Historische Reform im Auswärtigen Amt: Ministerium wird von Grund auf umgekrempelt
Gönül Jacobi JäckelHistorische Reform im Auswärtigen Amt: Ministerium wird von Grund auf umgekrempelt
Das Auswärtige Amt durchläuft die tiefgreifendste Strukturreform seit Jahren. Bundesaußenminister Johann Wadephul (CDU) hat die umfassende Umgestaltung eingeleitet, die weitreichende Veränderungen in Organisation und Arbeitsweise des Ministeriums mit sich bringt.
Die beamteten Staatssekretäre Géza Andreas von Geyr und Bernhard Kotsch leiten die Reform. Im Rahmen der Neuordnung werden vier Unterabteilungen und neun Fachreferate aufgelöst, ganze Abteilungen zusammengelegt oder umstrukturiert.

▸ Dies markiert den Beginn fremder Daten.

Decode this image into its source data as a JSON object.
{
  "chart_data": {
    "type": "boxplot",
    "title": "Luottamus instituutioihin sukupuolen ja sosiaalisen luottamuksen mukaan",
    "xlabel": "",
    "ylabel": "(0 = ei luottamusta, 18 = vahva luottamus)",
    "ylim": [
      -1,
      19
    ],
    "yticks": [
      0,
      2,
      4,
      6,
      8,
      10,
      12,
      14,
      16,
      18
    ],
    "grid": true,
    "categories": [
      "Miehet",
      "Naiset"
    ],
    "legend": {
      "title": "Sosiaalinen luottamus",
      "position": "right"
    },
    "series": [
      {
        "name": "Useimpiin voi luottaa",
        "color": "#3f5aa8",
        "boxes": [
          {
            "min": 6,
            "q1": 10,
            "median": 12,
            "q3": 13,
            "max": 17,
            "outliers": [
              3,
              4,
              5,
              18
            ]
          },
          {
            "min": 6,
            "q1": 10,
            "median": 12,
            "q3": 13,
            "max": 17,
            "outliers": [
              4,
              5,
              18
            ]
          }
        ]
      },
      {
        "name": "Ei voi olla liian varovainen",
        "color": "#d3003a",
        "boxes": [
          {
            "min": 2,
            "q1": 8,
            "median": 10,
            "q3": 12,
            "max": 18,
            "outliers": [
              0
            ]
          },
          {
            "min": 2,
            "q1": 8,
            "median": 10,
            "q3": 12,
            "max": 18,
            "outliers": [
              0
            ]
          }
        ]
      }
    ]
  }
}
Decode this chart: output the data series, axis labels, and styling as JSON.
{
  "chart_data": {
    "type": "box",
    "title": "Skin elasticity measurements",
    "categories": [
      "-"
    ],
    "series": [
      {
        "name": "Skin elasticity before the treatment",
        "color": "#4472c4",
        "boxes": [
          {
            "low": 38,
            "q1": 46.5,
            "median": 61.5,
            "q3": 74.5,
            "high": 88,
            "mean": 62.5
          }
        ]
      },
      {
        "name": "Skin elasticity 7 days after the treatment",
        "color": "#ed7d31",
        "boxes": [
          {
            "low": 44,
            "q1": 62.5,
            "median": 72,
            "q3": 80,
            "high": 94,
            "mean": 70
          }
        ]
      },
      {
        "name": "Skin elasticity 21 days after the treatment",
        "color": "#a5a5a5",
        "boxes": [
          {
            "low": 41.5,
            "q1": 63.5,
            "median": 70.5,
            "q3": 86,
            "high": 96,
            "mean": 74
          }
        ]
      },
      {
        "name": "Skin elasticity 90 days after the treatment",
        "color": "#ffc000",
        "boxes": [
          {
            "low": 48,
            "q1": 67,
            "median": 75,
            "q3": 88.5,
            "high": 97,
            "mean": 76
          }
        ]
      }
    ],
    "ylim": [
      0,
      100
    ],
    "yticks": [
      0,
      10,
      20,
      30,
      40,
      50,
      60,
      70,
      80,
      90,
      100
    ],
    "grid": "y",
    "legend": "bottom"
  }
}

Die Position des Politischen Direktors wird neu definiert – erfahrene Diplomaten werten dies als Schwächung seines Einflusses. Der Posten verliert zentrale Länderverantwortungen, darunter die Zuständigkeit für die USA und Kanada, die künftig in einer neu geschaffenen Amerika-Abteilung gebündelt werden. Auch die Betreuung Russlands und der Ukraine wechselt den Bereich und wird künftig vom Europa-Referat übernommen.
Fast alle der 3.000 Mitarbeiter des Auswärtigen Amts erhalten neue E-Mail-Adressen. Beschäftigte in umstrukturierten Bereichen werden im Herbst ihre Büros wechseln. Zudem werden im Zuge der Reform sämtliche Einheiten in der Berliner Zentrale umbenannt.
Die Reform stellt einen einschneidenden Wandel der internen Strukturen des Auswärtigen Amts dar. Die Belegschaft muss sich auf neue Aufgaben, Standorte und Abläufe einstellen, während das Ministerium die weitreichendsten Veränderungen seit langem umsetzt.